LENSAKITA.ID-KENDARI. Polemik kisruh dugaan kasus Korupsi di wilayah Provinsi Sulawesi Tenggara (Sultra) terus menjadi soal bagi beberapa lembaga daerah. Kali ini Gerakan Mahasiswa Peduli korupsi (GMPK) Sultra menduga bahwa adanya Mark Up Overhead/keuntungan pada TA, 2020 dalam pengadaan tandon air, peralatan dan mesin serta pengadaan gedung bangunan, belanja modal peralatan mesin, komputer, yang bersumber dari dana bos TA. 2019.
Yang direalisasikan tahun 2020 tanpa dasar, tranparansi dan bukti penyaluran bantuan bagi siswa terdampak Covid-19 yang tidak lengkap serta kegiatan pembangunan sekolah SMK Se Sultra yang mandek.

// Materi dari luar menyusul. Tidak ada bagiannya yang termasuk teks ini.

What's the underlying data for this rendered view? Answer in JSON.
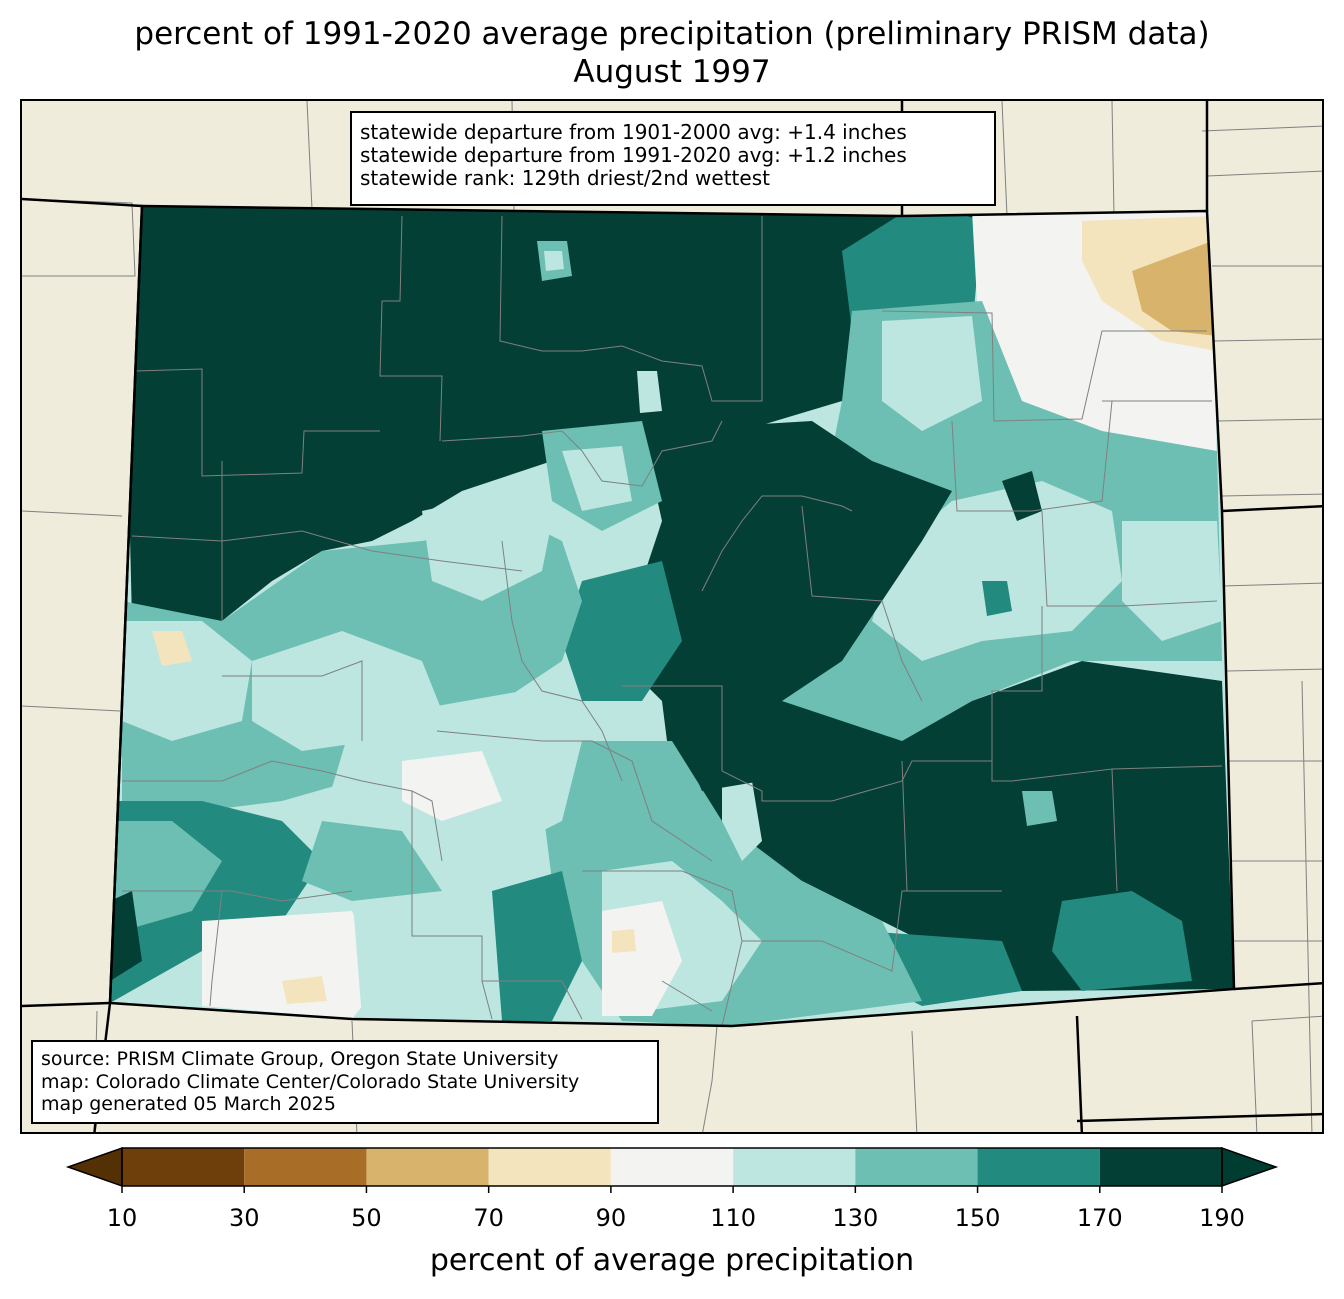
{
  "title": {
    "line1": "percent of 1991-2020 average precipitation (preliminary PRISM data)",
    "line2": "August 1997"
  },
  "stats": {
    "line1": "statewide departure from 1901-2000 avg: +1.4 inches",
    "line2": "statewide departure from 1991-2020 avg: +1.2 inches",
    "line3": "statewide rank: 129th driest/2nd wettest"
  },
  "source": {
    "line1": "source: PRISM Climate Group, Oregon State University",
    "line2": "map: Colorado Climate Center/Colorado State University",
    "line3": "map generated 05 March 2025"
  },
  "colorbar": {
    "label": "percent of average precipitation",
    "ticks": [
      "10",
      "30",
      "50",
      "70",
      "90",
      "110",
      "130",
      "150",
      "170",
      "190"
    ],
    "bins": [
      {
        "from": 10,
        "to": 30,
        "color": "#6e3f0b"
      },
      {
        "from": 30,
        "to": 50,
        "color": "#a86d27"
      },
      {
        "from": 50,
        "to": 70,
        "color": "#d8b36c"
      },
      {
        "from": 70,
        "to": 90,
        "color": "#f4e4bd"
      },
      {
        "from": 90,
        "to": 110,
        "color": "#f3f4f2"
      },
      {
        "from": 110,
        "to": 130,
        "color": "#bde6e1"
      },
      {
        "from": 130,
        "to": 150,
        "color": "#6cbfb2"
      },
      {
        "from": 150,
        "to": 170,
        "color": "#238a80"
      },
      {
        "from": 170,
        "to": 190,
        "color": "#033f34"
      }
    ],
    "under_color": "#543005",
    "over_color": "#003c30"
  },
  "colors": {
    "land_background": "#efecdb",
    "county_lines": "#808080",
    "state_borders": "#000000"
  }
}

Sehingga di duga merugikan keuangan negara/daerah senilai 24.5 M, dan di duga di lakukan oleh PJ Sekda prov saat ini.
Hal tersebut di sampaikan langsung oleh Ketua Umum GMPK Sultra Awaludin, ia mengatakan bahwa. Pihaknya menduga adanya mark up harga keutungan/overhead dalam Pengadaan Tandon Air, pengadaan peralatan dan mesin serta pengadaan gedung dan bangunan,
“Kami sangat menduga bahwa dalam pengadaan tandon air, pengadaan peralatan dan mesin serta pengadaan gedung dan bangunan di tahun 2020 terdapat selisih perhitungan yaitu markup harga keuntungan/overhead, dan setau saya bukan hanya itu, terdapat juga anggaran tahun 2019 yg di realisasikan pada tahun 2020,” kata awal nama sapaannya pada media ini, Kamis (21/07/2022).
Awal juga mengatakan bahwa jika terbukti bersalah atas penyalahgunaan anggaran/Wewenang (Abuse of power) maka kami pihaknya berharap, Kejagung RI dan Mabes Polri maupun KPK RI dapat meproses secara profesional tanpa pandang bulu.

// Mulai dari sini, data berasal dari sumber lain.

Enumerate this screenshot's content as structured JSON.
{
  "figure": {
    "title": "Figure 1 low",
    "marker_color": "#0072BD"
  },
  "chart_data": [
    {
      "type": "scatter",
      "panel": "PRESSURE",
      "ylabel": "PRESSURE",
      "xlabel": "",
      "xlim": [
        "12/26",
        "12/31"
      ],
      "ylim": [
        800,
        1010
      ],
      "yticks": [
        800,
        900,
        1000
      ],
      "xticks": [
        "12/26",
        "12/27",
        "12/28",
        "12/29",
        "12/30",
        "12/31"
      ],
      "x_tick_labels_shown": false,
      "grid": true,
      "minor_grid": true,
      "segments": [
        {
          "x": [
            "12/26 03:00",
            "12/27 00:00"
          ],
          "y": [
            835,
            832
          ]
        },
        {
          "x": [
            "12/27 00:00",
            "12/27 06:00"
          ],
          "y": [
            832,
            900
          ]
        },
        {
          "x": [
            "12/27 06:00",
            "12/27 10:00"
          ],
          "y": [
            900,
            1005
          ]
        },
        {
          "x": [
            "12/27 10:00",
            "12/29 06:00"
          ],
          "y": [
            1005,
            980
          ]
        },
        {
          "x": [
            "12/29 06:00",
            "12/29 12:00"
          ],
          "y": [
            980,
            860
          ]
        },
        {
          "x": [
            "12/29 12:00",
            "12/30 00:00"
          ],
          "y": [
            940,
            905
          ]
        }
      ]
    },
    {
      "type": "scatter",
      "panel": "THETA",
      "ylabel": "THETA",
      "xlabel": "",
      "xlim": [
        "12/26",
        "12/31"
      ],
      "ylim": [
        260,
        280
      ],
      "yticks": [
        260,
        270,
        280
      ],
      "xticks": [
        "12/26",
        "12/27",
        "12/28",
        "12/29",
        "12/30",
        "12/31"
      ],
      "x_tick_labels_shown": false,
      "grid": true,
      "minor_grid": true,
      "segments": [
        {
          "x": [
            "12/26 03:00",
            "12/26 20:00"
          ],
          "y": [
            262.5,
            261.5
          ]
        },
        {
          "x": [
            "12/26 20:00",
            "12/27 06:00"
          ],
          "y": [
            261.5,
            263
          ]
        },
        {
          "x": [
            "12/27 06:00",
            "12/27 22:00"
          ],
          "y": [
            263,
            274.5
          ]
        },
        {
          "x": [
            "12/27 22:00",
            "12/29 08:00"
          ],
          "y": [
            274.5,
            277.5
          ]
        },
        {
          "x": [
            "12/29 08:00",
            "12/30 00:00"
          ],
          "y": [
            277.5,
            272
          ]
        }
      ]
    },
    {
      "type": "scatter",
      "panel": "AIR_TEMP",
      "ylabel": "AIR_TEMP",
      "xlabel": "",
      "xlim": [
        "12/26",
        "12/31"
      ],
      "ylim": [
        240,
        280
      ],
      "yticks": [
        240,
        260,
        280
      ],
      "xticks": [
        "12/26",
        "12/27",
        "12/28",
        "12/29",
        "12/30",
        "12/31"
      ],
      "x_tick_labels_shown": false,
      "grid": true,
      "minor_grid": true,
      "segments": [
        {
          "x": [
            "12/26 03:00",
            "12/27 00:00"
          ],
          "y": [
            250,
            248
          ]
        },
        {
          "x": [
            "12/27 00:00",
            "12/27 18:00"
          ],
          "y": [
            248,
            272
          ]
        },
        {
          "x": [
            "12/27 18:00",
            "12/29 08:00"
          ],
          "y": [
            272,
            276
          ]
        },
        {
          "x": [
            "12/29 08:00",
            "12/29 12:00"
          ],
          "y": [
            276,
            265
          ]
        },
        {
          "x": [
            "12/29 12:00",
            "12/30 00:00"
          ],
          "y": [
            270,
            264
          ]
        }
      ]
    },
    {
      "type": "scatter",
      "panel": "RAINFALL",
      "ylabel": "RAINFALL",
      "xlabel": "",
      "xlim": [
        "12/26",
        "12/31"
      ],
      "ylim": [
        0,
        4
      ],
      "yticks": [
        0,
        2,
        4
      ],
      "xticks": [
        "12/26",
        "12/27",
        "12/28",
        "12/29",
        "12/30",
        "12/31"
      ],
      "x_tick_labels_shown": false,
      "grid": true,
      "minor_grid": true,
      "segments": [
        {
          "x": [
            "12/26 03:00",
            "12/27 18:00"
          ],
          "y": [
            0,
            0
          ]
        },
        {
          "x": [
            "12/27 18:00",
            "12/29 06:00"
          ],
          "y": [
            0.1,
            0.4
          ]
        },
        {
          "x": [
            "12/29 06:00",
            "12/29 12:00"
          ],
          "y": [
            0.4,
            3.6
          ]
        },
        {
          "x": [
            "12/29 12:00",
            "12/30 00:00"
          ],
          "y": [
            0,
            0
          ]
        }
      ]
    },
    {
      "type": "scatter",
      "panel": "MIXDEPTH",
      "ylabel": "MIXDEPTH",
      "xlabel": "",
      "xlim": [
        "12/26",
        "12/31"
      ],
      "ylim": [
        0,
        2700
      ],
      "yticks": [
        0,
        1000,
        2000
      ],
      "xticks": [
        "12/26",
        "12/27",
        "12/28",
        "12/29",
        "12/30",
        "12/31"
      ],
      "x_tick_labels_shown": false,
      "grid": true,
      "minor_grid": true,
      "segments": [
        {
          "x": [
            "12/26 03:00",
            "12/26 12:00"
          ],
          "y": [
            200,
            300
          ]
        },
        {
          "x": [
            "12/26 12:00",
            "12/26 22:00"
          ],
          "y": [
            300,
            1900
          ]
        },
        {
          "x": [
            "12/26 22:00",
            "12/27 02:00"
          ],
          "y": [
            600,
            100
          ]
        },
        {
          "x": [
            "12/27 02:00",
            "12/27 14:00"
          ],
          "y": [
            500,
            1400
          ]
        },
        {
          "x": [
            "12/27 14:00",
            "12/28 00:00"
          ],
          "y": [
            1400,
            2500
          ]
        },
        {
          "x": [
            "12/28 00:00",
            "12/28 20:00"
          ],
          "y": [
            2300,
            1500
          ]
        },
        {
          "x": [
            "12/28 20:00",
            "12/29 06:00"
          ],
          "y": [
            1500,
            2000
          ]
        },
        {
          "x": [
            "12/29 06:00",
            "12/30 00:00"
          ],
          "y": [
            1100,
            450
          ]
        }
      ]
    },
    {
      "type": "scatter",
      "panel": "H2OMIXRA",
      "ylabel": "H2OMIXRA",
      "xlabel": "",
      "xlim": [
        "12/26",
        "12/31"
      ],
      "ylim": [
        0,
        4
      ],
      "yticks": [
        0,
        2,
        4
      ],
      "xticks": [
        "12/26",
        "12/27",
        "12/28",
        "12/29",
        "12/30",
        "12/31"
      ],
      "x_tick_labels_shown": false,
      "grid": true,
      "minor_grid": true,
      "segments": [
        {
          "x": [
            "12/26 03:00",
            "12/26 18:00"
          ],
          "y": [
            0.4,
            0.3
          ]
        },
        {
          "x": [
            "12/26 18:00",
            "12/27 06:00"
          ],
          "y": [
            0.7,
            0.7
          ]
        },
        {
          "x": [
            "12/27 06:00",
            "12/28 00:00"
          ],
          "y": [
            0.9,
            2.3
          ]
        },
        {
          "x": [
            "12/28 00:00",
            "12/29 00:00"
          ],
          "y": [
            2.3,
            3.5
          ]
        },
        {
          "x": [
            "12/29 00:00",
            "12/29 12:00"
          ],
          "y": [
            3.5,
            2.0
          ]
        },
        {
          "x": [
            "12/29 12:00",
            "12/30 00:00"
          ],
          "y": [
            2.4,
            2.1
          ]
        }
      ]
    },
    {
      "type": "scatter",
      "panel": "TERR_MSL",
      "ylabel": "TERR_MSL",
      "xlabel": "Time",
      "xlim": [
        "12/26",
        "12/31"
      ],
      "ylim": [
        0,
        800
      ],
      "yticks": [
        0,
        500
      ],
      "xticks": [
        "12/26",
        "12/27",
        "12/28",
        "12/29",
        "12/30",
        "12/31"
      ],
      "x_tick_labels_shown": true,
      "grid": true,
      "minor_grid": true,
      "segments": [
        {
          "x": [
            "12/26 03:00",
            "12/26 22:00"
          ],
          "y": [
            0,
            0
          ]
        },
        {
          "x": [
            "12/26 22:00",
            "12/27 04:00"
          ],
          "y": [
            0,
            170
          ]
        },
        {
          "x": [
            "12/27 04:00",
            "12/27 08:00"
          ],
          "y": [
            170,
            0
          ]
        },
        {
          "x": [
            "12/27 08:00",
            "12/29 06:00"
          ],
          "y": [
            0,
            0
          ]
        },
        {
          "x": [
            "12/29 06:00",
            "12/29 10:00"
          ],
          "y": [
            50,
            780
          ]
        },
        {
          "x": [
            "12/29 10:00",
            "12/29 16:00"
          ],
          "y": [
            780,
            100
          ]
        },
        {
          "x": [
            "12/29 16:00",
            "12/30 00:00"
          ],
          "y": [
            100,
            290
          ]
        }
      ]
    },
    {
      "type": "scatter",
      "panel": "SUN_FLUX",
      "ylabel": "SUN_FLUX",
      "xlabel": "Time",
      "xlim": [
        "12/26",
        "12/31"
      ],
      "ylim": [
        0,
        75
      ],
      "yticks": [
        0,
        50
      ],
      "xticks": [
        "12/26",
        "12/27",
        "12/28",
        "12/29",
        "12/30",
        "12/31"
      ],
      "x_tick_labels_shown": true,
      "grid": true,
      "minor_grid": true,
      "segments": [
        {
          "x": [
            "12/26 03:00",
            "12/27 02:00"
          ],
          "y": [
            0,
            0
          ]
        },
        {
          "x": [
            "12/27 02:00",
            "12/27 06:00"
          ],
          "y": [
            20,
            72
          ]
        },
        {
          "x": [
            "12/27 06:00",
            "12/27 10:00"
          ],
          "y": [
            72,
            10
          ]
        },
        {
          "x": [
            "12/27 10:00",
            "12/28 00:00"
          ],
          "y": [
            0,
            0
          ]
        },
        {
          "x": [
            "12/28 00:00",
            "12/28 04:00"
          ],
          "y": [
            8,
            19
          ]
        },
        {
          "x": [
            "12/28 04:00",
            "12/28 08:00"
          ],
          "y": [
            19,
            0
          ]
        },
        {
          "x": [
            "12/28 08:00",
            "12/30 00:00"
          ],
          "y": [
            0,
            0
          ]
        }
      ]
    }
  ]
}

“Kami sudah menyiapkan data – data nya sesuai dengan prosedural yang di terapkan oleh penegak hukum di pusat ini. Dan dalam waktu dekat ini kami akan segera melaporkan atas dugaan tersebut dengan cara unjuk rasa dan kami pula meminta KPK, Kejagung, maupun Mabes Polri untuk berkunjung ke daerah Sultra untuk sekaligus mengaudit maupun menginvestigasi langsung kejahatan melawan hukum sebagaimana di atur dalam UU no 31 Tahun 1999 Juntco UU no 21 Tahun 2001 tentang tindak pidana korupsi,” beber awal yang juga aktivis nasional ini.

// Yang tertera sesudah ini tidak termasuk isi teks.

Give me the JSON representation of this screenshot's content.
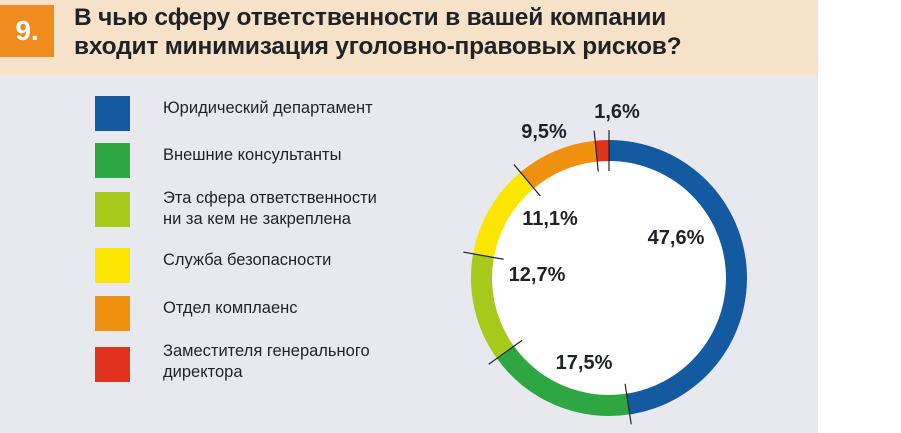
{
  "question": {
    "number": "9.",
    "title_line1": "В чью сферу ответственности в вашей компании",
    "title_line2": "входит минимизация уголовно-правовых рисков?"
  },
  "colors": {
    "header_bg": "#f5e2c8",
    "badge": "#f08c1e",
    "card_bg": "#e7e9ee"
  },
  "chart_data": {
    "type": "pie",
    "variant": "donut",
    "title": "В чью сферу ответственности в вашей компании входит минимизация уголовно-правовых рисков?",
    "categories": [
      "Юридический департамент",
      "Внешние консультанты",
      "Эта сфера ответственности\nни за кем не закреплена",
      "Служба безопасности",
      "Отдел комплаенс",
      "Заместителя генерального\nдиректора"
    ],
    "values": [
      47.6,
      17.5,
      12.7,
      11.1,
      9.5,
      1.6
    ],
    "labels": [
      "47,6%",
      "17,5%",
      "12,7%",
      "11,1%",
      "9,5%",
      "1,6%"
    ],
    "colors": [
      "#135aa0",
      "#2ea743",
      "#a7c91a",
      "#fce600",
      "#f0900f",
      "#e0321c"
    ],
    "legend_position": "left"
  }
}
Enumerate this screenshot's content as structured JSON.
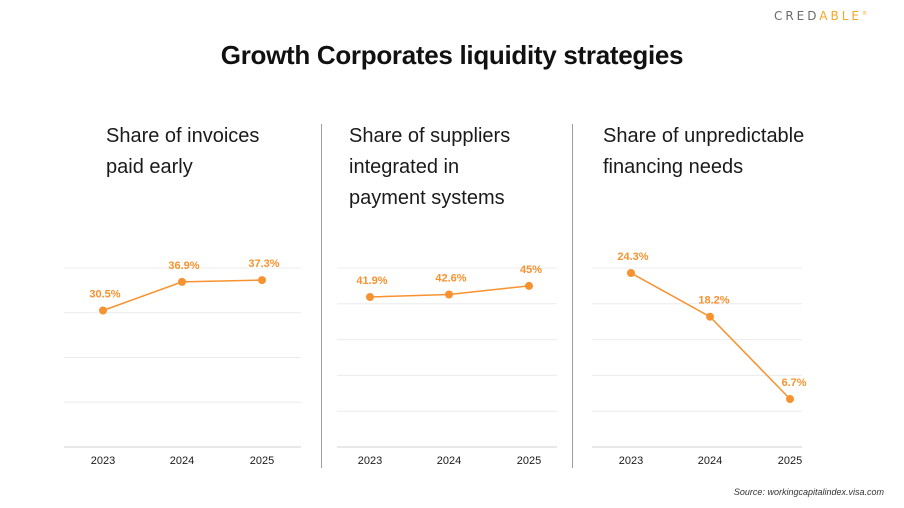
{
  "brand": {
    "name_left": "CRED",
    "name_a": "A",
    "name_right": "BLE",
    "mark": "®"
  },
  "title": "Growth Corporates liquidity strategies",
  "source": "Source: workingcapitalindex.visa.com",
  "colors": {
    "accent": "#F7922F",
    "grid": "#ECECEC",
    "axis": "#D0D0D0",
    "text": "#1A1A1A"
  },
  "chart_data": [
    {
      "type": "line",
      "title": "Share of invoices paid early",
      "title_lines": [
        "Share of invoices",
        "paid early"
      ],
      "categories": [
        "2023",
        "2024",
        "2025"
      ],
      "values": [
        30.5,
        36.9,
        37.3
      ],
      "labels": [
        "30.5%",
        "36.9%",
        "37.3%"
      ],
      "ylim": [
        0,
        40
      ],
      "ystep": 10,
      "grid": true,
      "unit": "%"
    },
    {
      "type": "line",
      "title": "Share of suppliers integrated in payment systems",
      "title_lines": [
        "Share of suppliers",
        "integrated in",
        "payment systems"
      ],
      "categories": [
        "2023",
        "2024",
        "2025"
      ],
      "values": [
        41.9,
        42.6,
        45
      ],
      "labels": [
        "41.9%",
        "42.6%",
        "45%"
      ],
      "ylim": [
        0,
        50
      ],
      "ystep": 10,
      "grid": true,
      "unit": "%"
    },
    {
      "type": "line",
      "title": "Share of unpredictable financing needs",
      "title_lines": [
        "Share of unpredictable",
        "financing needs"
      ],
      "categories": [
        "2023",
        "2024",
        "2025"
      ],
      "values": [
        24.3,
        18.2,
        6.7
      ],
      "labels": [
        "24.3%",
        "18.2%",
        "6.7%"
      ],
      "ylim": [
        0,
        25
      ],
      "ystep": 5,
      "grid": true,
      "unit": "%"
    }
  ]
}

Ia juga menambahkan, seharusnya instansi penegak hukum dapat meminimalisir dugaan tindak pidana korupsi ini agar ada efek jera. Sebab menurutnya, jika di biarkan terus menerus maka masyarakat sultra pasti berasumsi adanya dekadensi atau kemunduran dalam penegakan supremasi hukum di Indonesia.
“Ini bahwa prinsip equality before the law, sebab hukum dapat di akses oleh semua orang dengan cara yang berbeda,” tutupnya.